When my mother was a nursing student at the University of Louisville in the 1950s, in order to have a little extra money--she'd call it "mad" money--she worked part-time at a tavern singing blues, jazz, and torch songs.
Mom was a part-time lounge singer.
HANDS DOWN, the best story about her that I know.
About seven years ago, we drove her up to Louisville for a nostalgic day trip. When she was in school, she had no car, so everything she did was around the Bardstown Road/Baxter Avenue area.
Kentucky Baptist Hospital--part of U of L at the time--was just a couple of blocks over.
She remembered everything--the old neighborhoods, the homes looking about the same as they did back then.
We took her by the church she attended while she was a student.
And the old hospital is still there, although it is something completely different now.
And because of the car situation, this lounge was just about a block away from her dorm.
In 2012, when we visited, the lot where the old tavern once stood was empty.
But she knew that's where it was because of, again, the houses nearby.
She never told her mother this happened.
I can understand that.
I can also understand why this didn't come to light until well into my adulthood. But I'm really glad it did.
Mom chose all of her songs and had to buy special outfits for her performances.
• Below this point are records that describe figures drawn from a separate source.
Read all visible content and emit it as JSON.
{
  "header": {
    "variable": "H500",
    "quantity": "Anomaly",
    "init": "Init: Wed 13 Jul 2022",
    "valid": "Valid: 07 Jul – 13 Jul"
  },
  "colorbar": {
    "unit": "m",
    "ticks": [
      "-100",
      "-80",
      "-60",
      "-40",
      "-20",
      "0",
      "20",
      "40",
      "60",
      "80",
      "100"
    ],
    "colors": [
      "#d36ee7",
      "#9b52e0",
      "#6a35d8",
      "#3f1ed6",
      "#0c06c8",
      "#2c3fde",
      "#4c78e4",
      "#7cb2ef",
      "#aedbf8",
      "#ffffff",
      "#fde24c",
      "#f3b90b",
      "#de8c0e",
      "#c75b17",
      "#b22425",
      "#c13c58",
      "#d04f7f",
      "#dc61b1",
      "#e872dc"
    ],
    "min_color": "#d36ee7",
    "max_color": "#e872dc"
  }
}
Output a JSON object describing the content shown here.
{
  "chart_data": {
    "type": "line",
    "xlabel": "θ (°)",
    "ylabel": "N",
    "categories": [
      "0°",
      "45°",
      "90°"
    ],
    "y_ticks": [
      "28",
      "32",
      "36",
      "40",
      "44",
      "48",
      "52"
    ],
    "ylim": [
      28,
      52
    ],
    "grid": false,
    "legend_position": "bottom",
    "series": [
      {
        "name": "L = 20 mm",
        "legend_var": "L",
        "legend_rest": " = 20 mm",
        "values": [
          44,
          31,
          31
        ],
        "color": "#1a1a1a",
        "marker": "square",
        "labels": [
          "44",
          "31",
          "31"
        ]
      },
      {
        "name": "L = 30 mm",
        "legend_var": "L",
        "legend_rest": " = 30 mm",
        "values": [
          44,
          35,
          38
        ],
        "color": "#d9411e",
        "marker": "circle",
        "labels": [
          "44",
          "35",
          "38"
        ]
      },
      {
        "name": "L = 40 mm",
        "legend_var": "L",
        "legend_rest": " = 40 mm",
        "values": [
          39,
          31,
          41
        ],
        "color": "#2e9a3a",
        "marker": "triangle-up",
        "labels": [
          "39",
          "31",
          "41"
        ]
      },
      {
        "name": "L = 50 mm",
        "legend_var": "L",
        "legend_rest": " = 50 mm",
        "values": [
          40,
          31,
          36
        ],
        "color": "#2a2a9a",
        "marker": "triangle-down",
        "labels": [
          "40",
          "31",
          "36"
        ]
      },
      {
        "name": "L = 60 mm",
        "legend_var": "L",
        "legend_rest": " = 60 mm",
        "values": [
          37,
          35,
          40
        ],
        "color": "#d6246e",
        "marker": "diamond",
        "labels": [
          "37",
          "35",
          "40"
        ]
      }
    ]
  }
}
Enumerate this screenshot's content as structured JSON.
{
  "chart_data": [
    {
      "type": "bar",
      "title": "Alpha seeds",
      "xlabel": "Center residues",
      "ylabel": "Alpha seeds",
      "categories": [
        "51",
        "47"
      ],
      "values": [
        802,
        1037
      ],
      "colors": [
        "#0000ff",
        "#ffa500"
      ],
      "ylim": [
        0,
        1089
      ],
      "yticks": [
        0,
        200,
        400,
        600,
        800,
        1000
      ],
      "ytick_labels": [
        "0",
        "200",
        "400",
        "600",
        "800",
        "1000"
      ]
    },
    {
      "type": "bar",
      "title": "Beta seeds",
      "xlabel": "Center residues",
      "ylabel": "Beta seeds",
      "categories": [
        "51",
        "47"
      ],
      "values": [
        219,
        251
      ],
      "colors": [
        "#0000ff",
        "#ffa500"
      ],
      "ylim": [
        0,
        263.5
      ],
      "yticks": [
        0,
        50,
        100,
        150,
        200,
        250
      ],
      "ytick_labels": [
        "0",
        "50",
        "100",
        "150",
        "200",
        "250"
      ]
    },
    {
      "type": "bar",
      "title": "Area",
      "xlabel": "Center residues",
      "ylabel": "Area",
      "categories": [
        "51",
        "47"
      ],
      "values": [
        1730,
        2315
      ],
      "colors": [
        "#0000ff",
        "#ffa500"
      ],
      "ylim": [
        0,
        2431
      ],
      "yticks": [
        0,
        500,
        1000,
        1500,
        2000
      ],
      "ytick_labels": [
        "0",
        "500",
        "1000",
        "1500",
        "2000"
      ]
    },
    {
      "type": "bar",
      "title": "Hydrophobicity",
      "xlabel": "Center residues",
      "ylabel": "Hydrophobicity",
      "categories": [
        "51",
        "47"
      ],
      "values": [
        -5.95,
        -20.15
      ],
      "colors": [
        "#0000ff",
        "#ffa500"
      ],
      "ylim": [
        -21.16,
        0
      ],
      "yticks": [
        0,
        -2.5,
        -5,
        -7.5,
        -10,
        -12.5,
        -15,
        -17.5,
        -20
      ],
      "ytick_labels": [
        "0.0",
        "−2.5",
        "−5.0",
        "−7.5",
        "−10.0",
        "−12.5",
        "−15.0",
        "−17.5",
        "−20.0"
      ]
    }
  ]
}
And she never kept any of them.
And, you know, Mom said the patrons were perfect gentlemen and always made sure she got back to her dorm safely.
My parents raised us in a judgement-free zone. Mom always accepted and accepts everyone. She has never met a stranger.
And while she frowns, strongly, on drinking alcohol, she had no issues about singing at a piano (someone else played) in a bar around others who were.
Happy Mother's Day, everybody!
If you're fortunate enough that your mom is still living, ask her to tell or retell you some stories about her life. I've likely never met her, but I guarantee they're good ones.